RegCB exploration with a VW contextual bandit learner.

For more information on this algorithm see Foster et al. (2014) and here.

References

Foster, D., Agarwal, A., Dudik, M., Luo, H. & Schapire, R.. (2018). Practical Contextual Bandits with Regression Oracles. Proceedings of the 35th International Conference on Machine Learning, in Proceedings of Machine Learning Research 80:1539-1548.

Constructors

__init__(mode: Literal['optimistic', 'elimination'] = 'elimination', features: Sequence[str] = (1, 'a', 'ax', 'axx'), seed: int | None = 1, **kwargs) → None

Instantiate a VowpalRegcbLearner.

Parameters:

mode – Indicate that exploration should only predict the optimal upper bound action or should use an elimination technique to remove actions that no longer seem plausible and pick randomly from the remaining actions.
features – A list of namespaces and interactions to use when learning reward functions.
seed – The seed used by VW to generate any necessary random numbers.
kwargs – Additional key-word args are passed on as VW CLI arguments (unless removed in the function).

Methods

finish(): Finish all pending work (e.g., write buffers to disk).

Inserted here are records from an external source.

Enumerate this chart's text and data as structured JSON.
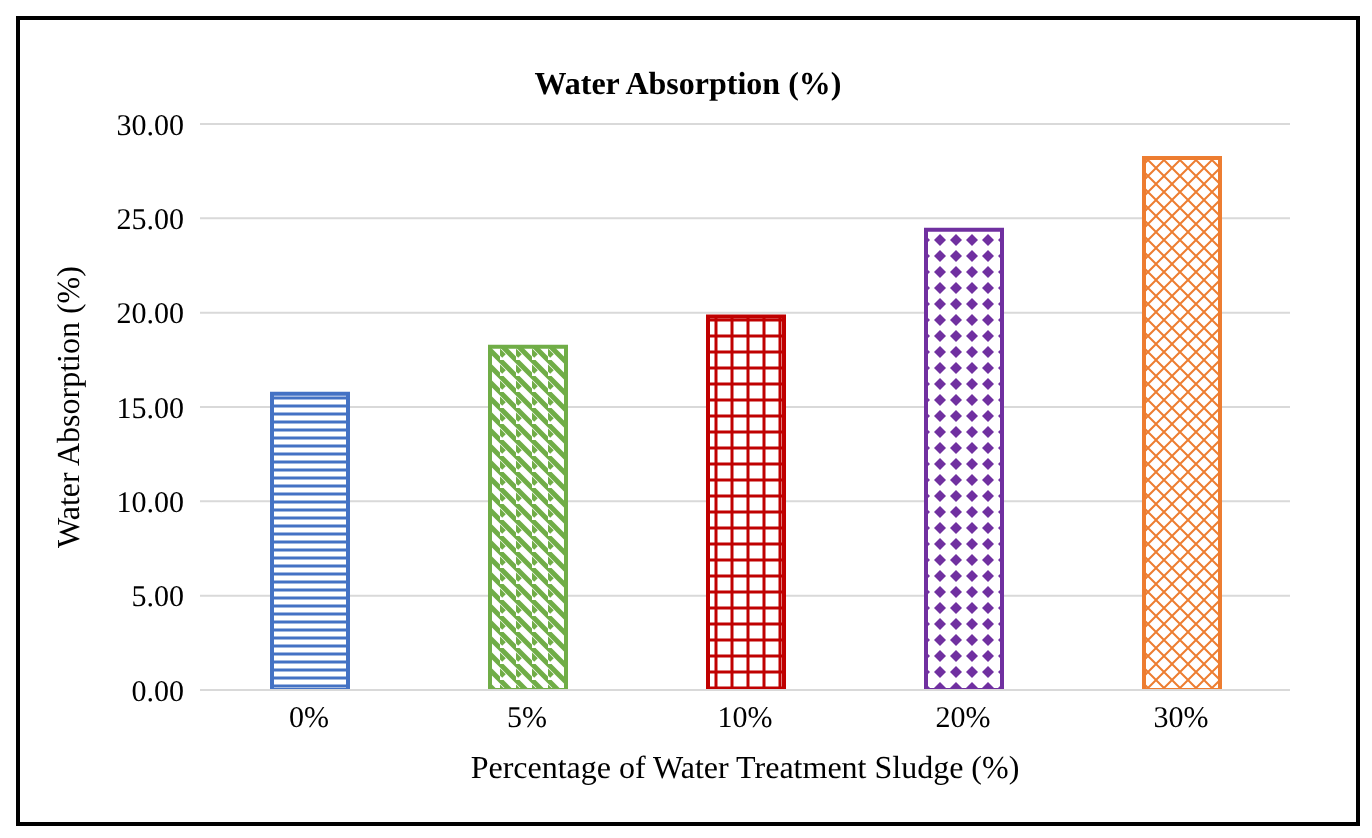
{
  "chart_data": {
    "type": "bar",
    "title": "Water Absorption (%)",
    "xlabel": "Percentage of Water Treatment Sludge (%)",
    "ylabel": "Water Absorption (%)",
    "categories": [
      "0%",
      "5%",
      "10%",
      "20%",
      "30%"
    ],
    "values": [
      15.7,
      18.2,
      19.8,
      24.4,
      28.2
    ],
    "colors": [
      "#4472c4",
      "#70ad47",
      "#c00000",
      "#7030a0",
      "#ed7d31"
    ],
    "ylim": [
      0,
      30
    ],
    "yticks": [
      {
        "value": 0,
        "label": "0.00"
      },
      {
        "value": 5,
        "label": "5.00"
      },
      {
        "value": 10,
        "label": "10.00"
      },
      {
        "value": 15,
        "label": "15.00"
      },
      {
        "value": 20,
        "label": "20.00"
      },
      {
        "value": 25,
        "label": "25.00"
      },
      {
        "value": 30,
        "label": "30.00"
      }
    ],
    "grid": "y",
    "legend": false
  }
}
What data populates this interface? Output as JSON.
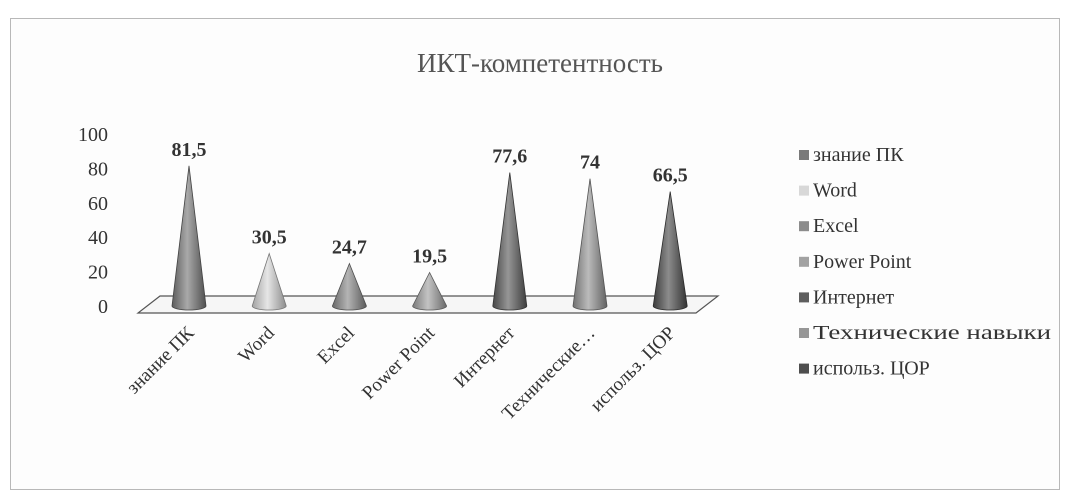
{
  "chart_data": {
    "type": "bar",
    "mark": "cone",
    "title": "ИКТ-компетентность",
    "xlabel": "",
    "ylabel": "",
    "ylim": [
      0,
      100
    ],
    "yticks": [
      0,
      20,
      40,
      60,
      80,
      100
    ],
    "grid": false,
    "legend_position": "right",
    "categories": [
      "знание ПК",
      "Word",
      "Excel",
      "Power Point",
      "Интернет",
      "Технические…",
      "использ. ЦОР"
    ],
    "legend": [
      "знание ПК",
      "Word",
      "Excel",
      "Power Point",
      "Интернет",
      "Технические навыки",
      "использ. ЦОР"
    ],
    "values": [
      81.5,
      30.5,
      24.7,
      19.5,
      77.6,
      74,
      66.5
    ],
    "data_labels": [
      "81,5",
      "30,5",
      "24,7",
      "19,5",
      "77,6",
      "74",
      "66,5"
    ],
    "colors": [
      "#7a7a7a",
      "#d8d8d8",
      "#8c8c8c",
      "#a2a2a2",
      "#5e5e5e",
      "#969696",
      "#4e4e4e"
    ]
  }
}
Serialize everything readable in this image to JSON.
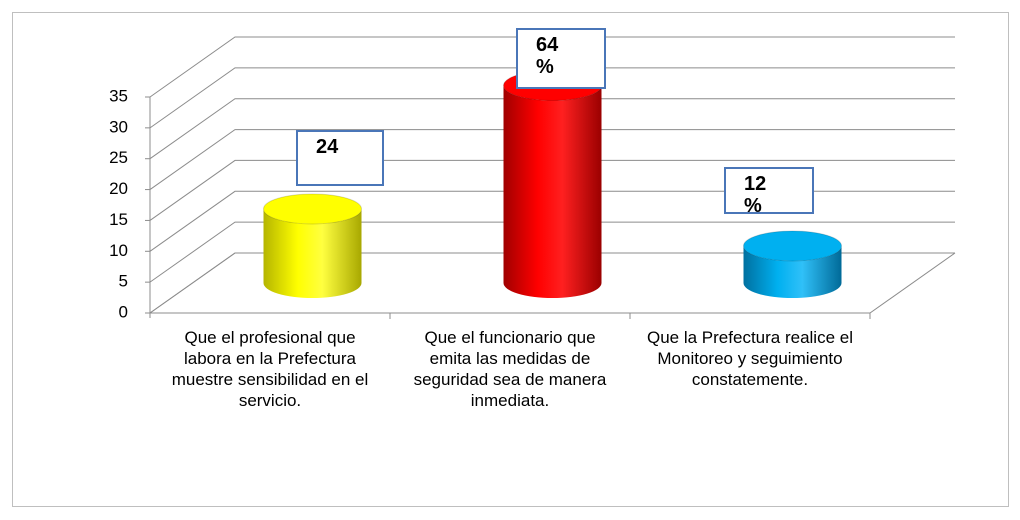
{
  "chart_data": {
    "type": "bar3d",
    "categories": [
      "Que el profesional que labora en la Prefectura muestre sensibilidad en el servicio.",
      "Que el funcionario que emita las medidas de seguridad sea de manera inmediata.",
      "Que la Prefectura realice el Monitoreo y seguimiento constatemente."
    ],
    "values": [
      12,
      32,
      6
    ],
    "colors": [
      "#ffff00",
      "#ff0000",
      "#00b0f0"
    ],
    "annotations": [
      "24",
      "64\n%",
      "12\n%"
    ],
    "ylim": [
      0,
      35
    ],
    "yticks": [
      0,
      5,
      10,
      15,
      20,
      25,
      30,
      35
    ],
    "grid": true
  }
}
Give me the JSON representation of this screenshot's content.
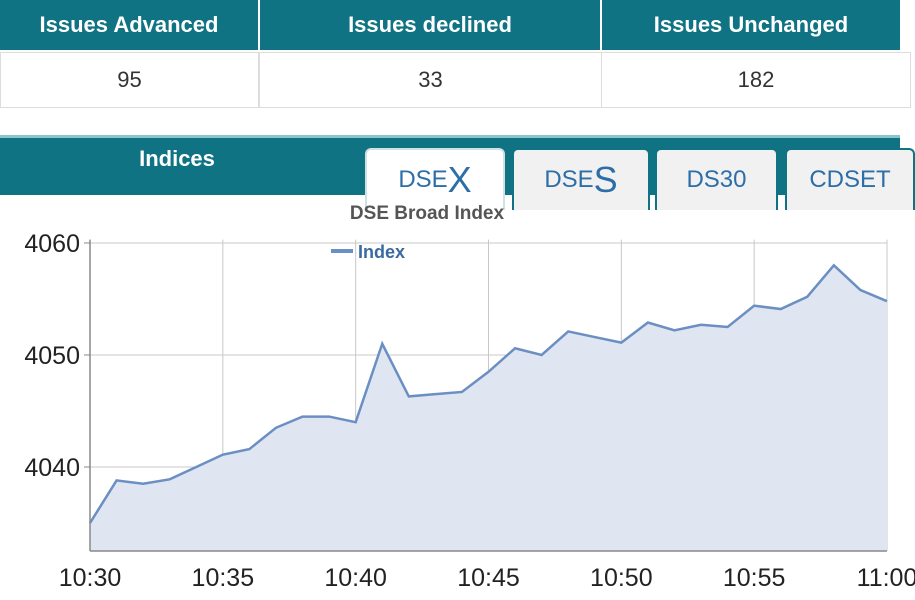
{
  "stats_table": {
    "headers": [
      "Issues Advanced",
      "Issues declined",
      "Issues Unchanged"
    ],
    "values": [
      95,
      33,
      182
    ]
  },
  "indices_panel": {
    "title": "Indices",
    "tabs": [
      [
        "DSE",
        "X"
      ],
      [
        "DSE",
        "S"
      ],
      [
        "DS30"
      ],
      [
        "CDSET"
      ]
    ],
    "active_tab": 0
  },
  "chart_data": {
    "type": "area",
    "title": "DSE Broad Index",
    "x": [
      "10:30",
      "10:31",
      "10:32",
      "10:33",
      "10:34",
      "10:35",
      "10:36",
      "10:37",
      "10:38",
      "10:39",
      "10:40",
      "10:41",
      "10:42",
      "10:43",
      "10:44",
      "10:45",
      "10:46",
      "10:47",
      "10:48",
      "10:49",
      "10:50",
      "10:51",
      "10:52",
      "10:53",
      "10:54",
      "10:55",
      "10:56",
      "10:57",
      "10:58",
      "10:59",
      "11:00"
    ],
    "xticks": [
      "10:30",
      "10:35",
      "10:40",
      "10:45",
      "10:50",
      "10:55",
      "11:00"
    ],
    "series": [
      {
        "name": "Index",
        "color": "#6b8fc2",
        "values": [
          4035,
          4038.8,
          4038.5,
          4038.9,
          4040,
          4041.1,
          4041.6,
          4043.5,
          4044.5,
          4044.5,
          4044,
          4051,
          4046.3,
          4046.5,
          4046.7,
          4048.5,
          4050.6,
          4050,
          4052.1,
          4051.6,
          4051.1,
          4052.9,
          4052.2,
          4052.7,
          4052.5,
          4054.4,
          4054.1,
          4055.2,
          4058,
          4055.8,
          4054.8
        ]
      }
    ],
    "ylim": [
      4032.5,
      4060.3
    ],
    "yticks": [
      4040,
      4050,
      4060
    ],
    "grid": true
  }
}
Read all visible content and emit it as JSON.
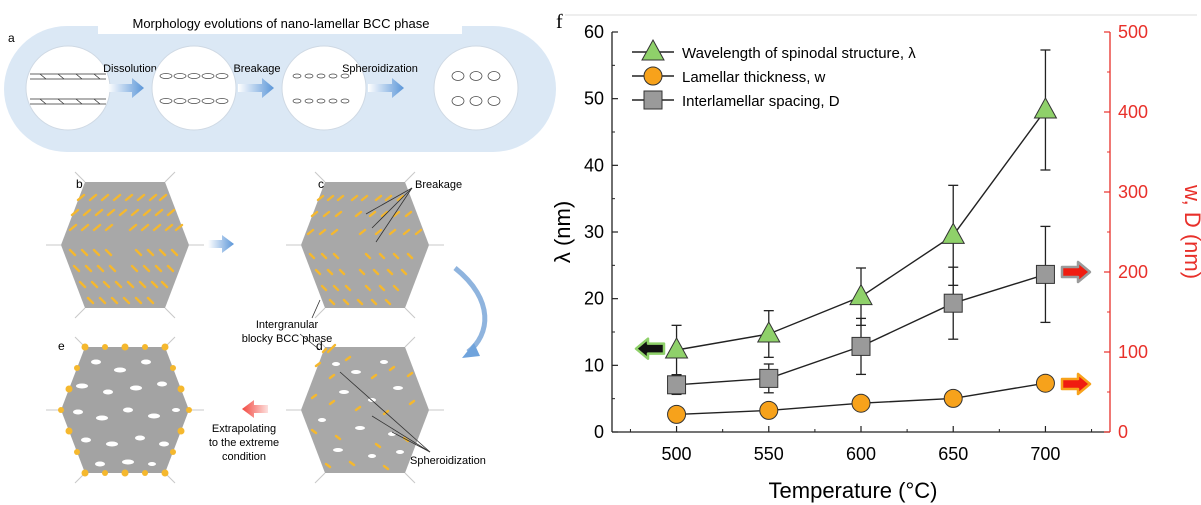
{
  "schematic": {
    "panel_a": {
      "label": "a",
      "title": "Morphology evolutions of nano-lamellar BCC phase",
      "steps": [
        "Dissolution",
        "Breakage",
        "Spheroidization"
      ]
    },
    "panel_labels": {
      "b": "b",
      "c": "c",
      "d": "d",
      "e": "e"
    },
    "annotations": {
      "breakage": "Breakage",
      "intergranular_line1": "Intergranular",
      "intergranular_line2": "blocky BCC phase",
      "spheroidization": "Spheroidization",
      "extrapolating_line1": "Extrapolating",
      "extrapolating_line2": "to the extreme",
      "extrapolating_line3": "condition"
    },
    "colors": {
      "capsule": "#dbe8f5",
      "matrix": "#9e9e9e",
      "bcc": "#f5b82e",
      "arrow_blue": "#6fa3dc",
      "arrow_red": "#f2473f"
    }
  },
  "chart_data": {
    "panel_label": "f",
    "type": "line",
    "x": [
      500,
      550,
      600,
      650,
      700
    ],
    "xlabel": "Temperature (°C)",
    "xlim": [
      465,
      735
    ],
    "xticks": [
      500,
      550,
      600,
      650,
      700
    ],
    "ylabel_left": "λ (nm)",
    "ylim_left": [
      0,
      60
    ],
    "yticks_left": [
      0,
      10,
      20,
      30,
      40,
      50,
      60
    ],
    "ylabel_right": "w, D (nm)",
    "ylim_right": [
      0,
      500
    ],
    "yticks_right": [
      0,
      100,
      200,
      300,
      400,
      500
    ],
    "series": [
      {
        "name": "Wavelength of spinodal structure, λ",
        "axis": "left",
        "marker": "triangle",
        "color": "#8fd16a",
        "values": [
          12.3,
          14.7,
          20.3,
          29.5,
          48.3
        ],
        "errors": [
          3.7,
          3.5,
          4.3,
          7.5,
          9.0
        ]
      },
      {
        "name": "Lamellar thickness, w",
        "axis": "right",
        "marker": "circle",
        "color": "#f7a21b",
        "values": [
          22,
          27,
          36,
          42,
          61
        ],
        "errors": [
          8,
          8,
          7,
          7,
          6
        ]
      },
      {
        "name": "Interlamellar spacing, D",
        "axis": "right",
        "marker": "square",
        "color": "#9a9a9a",
        "values": [
          59,
          67,
          107,
          161,
          197
        ],
        "errors": [
          12,
          18,
          35,
          45,
          60
        ]
      }
    ],
    "axis_arrows": {
      "left_arrow_color": "#111111",
      "right_arrow_color": "#f01c10"
    },
    "legend_position": "top-left",
    "right_axis_color": "#e8302a",
    "grid": false
  }
}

learn(context: Context, action: Action, reward: float, probability: float, actions: Actions | None = None) → None

Learn about the action taken in the context.

Parameters:

context – The context in which the action was taken.
action – The action that was taken.
reward – The reward for the given context and action (feedback for IGL problems).
probability – The probability the given action was taken.
**kwargs – Optional information returned during prediction.

predict(context: Context, actions: Actions) → Tuple[Action, Prob, Kwargs]

Predict which action to take in the context.

Parameters:

context – The current context. It will either be None (multi-armed bandit), a value (a single feature), a sequence of values (dense features), or a dictionary (sparse features).
actions – The current set of actions to choose from in the given context. Each action will either be a value (a single feature), a sequence of values (dense features), or a dictionary (sparse features).

Returns:

A Prediction. Several prediction formats are supported. See the type-hint for these.

score(context: Context, actions: Actions, action: Action) → Prob

Propensity score an action.

Parameters:

context – The current context.
actions – The current set of actions that can be chosen.
action – The action to propensity score.

Returns:

The propensity score of the given action. That is, P(action|context,actions).

Attributes

params